New Zealand’s Inland Revenue has issued Interpretation Statement IS 26/10, setting out the income tax treatment of sponsorship expenditure by businesses and replacing IS3229, alongside a Fact Sheet with practical examples.

New Zealand’s Inland Revenue has issued Interpretation Statement IS 26/10 on the income tax implications of providing sponsorship on 20 Apr 2026, replacing and updating IS3229 Deductibility of sponsorship expenditure.

The statement explains how sponsorship provided by businesses to organisations, events, individuals, or causes is treated for income tax purposes and sets out when sponsorship expenditure is deductible.

Alongside this, Inland Revenue has published a Fact Sheet giving a high-level overview and practical examples of how different sponsorship arrangements are treated for tax purposes.

A key requirement for deductibility is that the expenditure must have a sufficient connection to the business’s income-earning process. This is generally satisfied where the sponsorship is intended to advertise or promote the business. Evidence of promotional intent may include the terms of the sponsorship agreement, alignment with a marketing strategy, the target audience reached, and any resulting increase in sales or income.

Where expenditure has both business and non-business elements, only the business portion is deductible and apportionment is required. If any private or third-party benefit is merely incidental to the main business purpose, a full deduction may still apply. For example, sponsorship involving logo placement on uniforms is fully deductible, while arrangements such as providing services in return for a private benefit like school fee discounts require apportionment.

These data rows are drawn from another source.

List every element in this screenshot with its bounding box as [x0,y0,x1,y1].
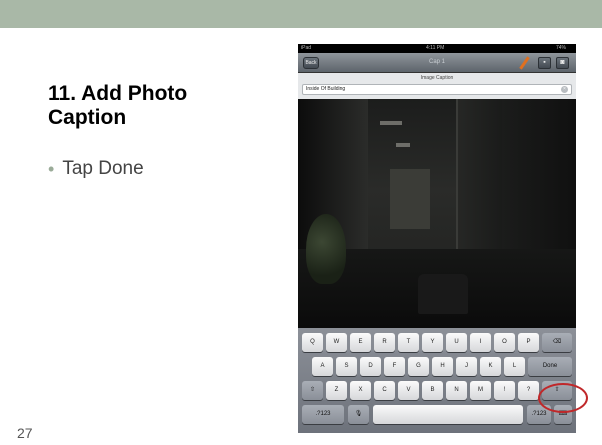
onscreen-keyboard: Q W E R T Y U I O P ⌫ A S D F G H J K L … [298,328,576,433]
key-d[interactable]: D [360,357,381,376]
chair [418,274,468,314]
caption-value: Inside Of Building [306,86,346,92]
key-b[interactable]: B [422,381,443,400]
backspace-key[interactable]: ⌫ [542,333,572,352]
key-m[interactable]: M [470,381,491,400]
gallery-icon[interactable]: ▪ [538,57,551,69]
key-w[interactable]: W [326,333,347,352]
keyboard-row-3: ⇧ Z X C V B N M ! ? ⇧ [298,381,576,401]
caption-panel: Image Caption Inside Of Building × [298,73,576,99]
camera-icon[interactable]: ◙ [556,57,569,69]
key-a[interactable]: A [312,357,333,376]
key-s[interactable]: S [336,357,357,376]
key-question[interactable]: ? [518,381,539,400]
key-x[interactable]: X [350,381,371,400]
keyboard-row-1: Q W E R T Y U I O P ⌫ [298,333,576,353]
clear-icon[interactable]: × [561,86,568,93]
pen-icon[interactable] [519,56,530,70]
key-u[interactable]: U [446,333,467,352]
key-k[interactable]: K [480,357,501,376]
microphone-icon[interactable]: 🎙 [348,405,369,424]
nav-bar: Back Cap 1 ▪ ◙ [298,53,576,73]
done-highlight-circle [538,383,588,413]
key-q[interactable]: Q [302,333,323,352]
back-button[interactable]: Back [303,57,319,69]
bullet-text: Tap Done [62,158,144,179]
key-v[interactable]: V [398,381,419,400]
status-battery: 74% [556,45,567,51]
keyboard-row-2: A S D F G H J K L Done [298,357,576,377]
plant [306,214,346,284]
shift-left-key[interactable]: ⇧ [302,381,323,400]
nav-title: Cap 1 [428,59,445,65]
keyboard-row-4: .?123 🎙 .?123 ⌨ [298,405,576,425]
key-j[interactable]: J [456,357,477,376]
photo-preview [298,99,576,328]
key-t[interactable]: T [398,333,419,352]
key-i[interactable]: I [470,333,491,352]
key-exclaim[interactable]: ! [494,381,515,400]
key-h[interactable]: H [432,357,453,376]
key-y[interactable]: Y [422,333,443,352]
bullet-dot-icon: • [48,158,55,179]
numbers-key-left[interactable]: .?123 [302,405,344,424]
key-f[interactable]: F [384,357,405,376]
key-e[interactable]: E [350,333,371,352]
key-g[interactable]: G [408,357,429,376]
slide-header-band [0,0,602,28]
key-p[interactable]: P [518,333,539,352]
space-key[interactable] [373,405,523,424]
key-r[interactable]: R [374,333,395,352]
caption-label: Image Caption [420,75,454,81]
key-z[interactable]: Z [326,381,347,400]
slide-title: 11. Add Photo Caption [48,82,188,129]
status-bar: iPad 4:11 PM 74% [298,44,576,53]
key-l[interactable]: L [504,357,525,376]
key-o[interactable]: O [494,333,515,352]
caption-input[interactable]: Inside Of Building × [302,84,572,95]
slide-number: 27 [17,425,33,441]
status-device: iPad [301,45,312,51]
done-key[interactable]: Done [528,357,572,376]
key-c[interactable]: C [374,381,395,400]
bullet-item: • Tap Done [48,158,144,180]
status-time: 4:11 PM [426,45,445,51]
key-n[interactable]: N [446,381,467,400]
ipad-screenshot: iPad 4:11 PM 74% Back Cap 1 ▪ ◙ Image Ca… [298,44,576,433]
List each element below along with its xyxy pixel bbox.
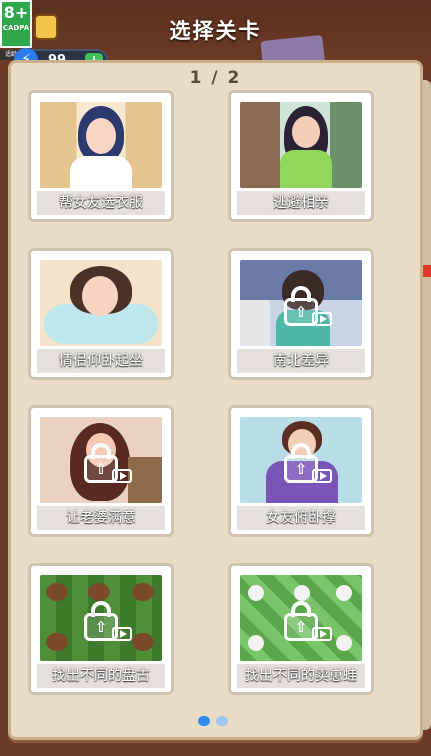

Costs that are capital in nature are not deductible. While most sponsorship-related promotional costs are treated as revenue in nature, expenditure that creates an identifiable asset or provides an enduring benefit such as purchasing a vehicle retained by the business is capital. In such cases, depreciation deductions may be available over time.

Entertainment expenditure, including corporate boxes, accommodation, food, and drink, is generally subject to a 50% deduction limitation. This restriction may not apply where the entertainment is mainly provided to promote the business to the public and public access is equivalent to that of employees or business associates.

Where sponsorship spans multiple income years, deductions must be spread over the term of the agreement. Any portion relating to future years at the end of an income year is treated as “unexpired” and added back as income, then deducted in the following year, ensuring the tax treatment aligns with the period of promotion.

Sponsorship provided in the form of trading stock (goods) is deductible under trading stock rules. Businesses are generally not taxed on deemed market value income where goods are supplied for promotional purposes, donated to eligible organisations, or provided in response to adverse events. Sponsorship in the form of services is also deductible, provided there is a clear business promotion purpose.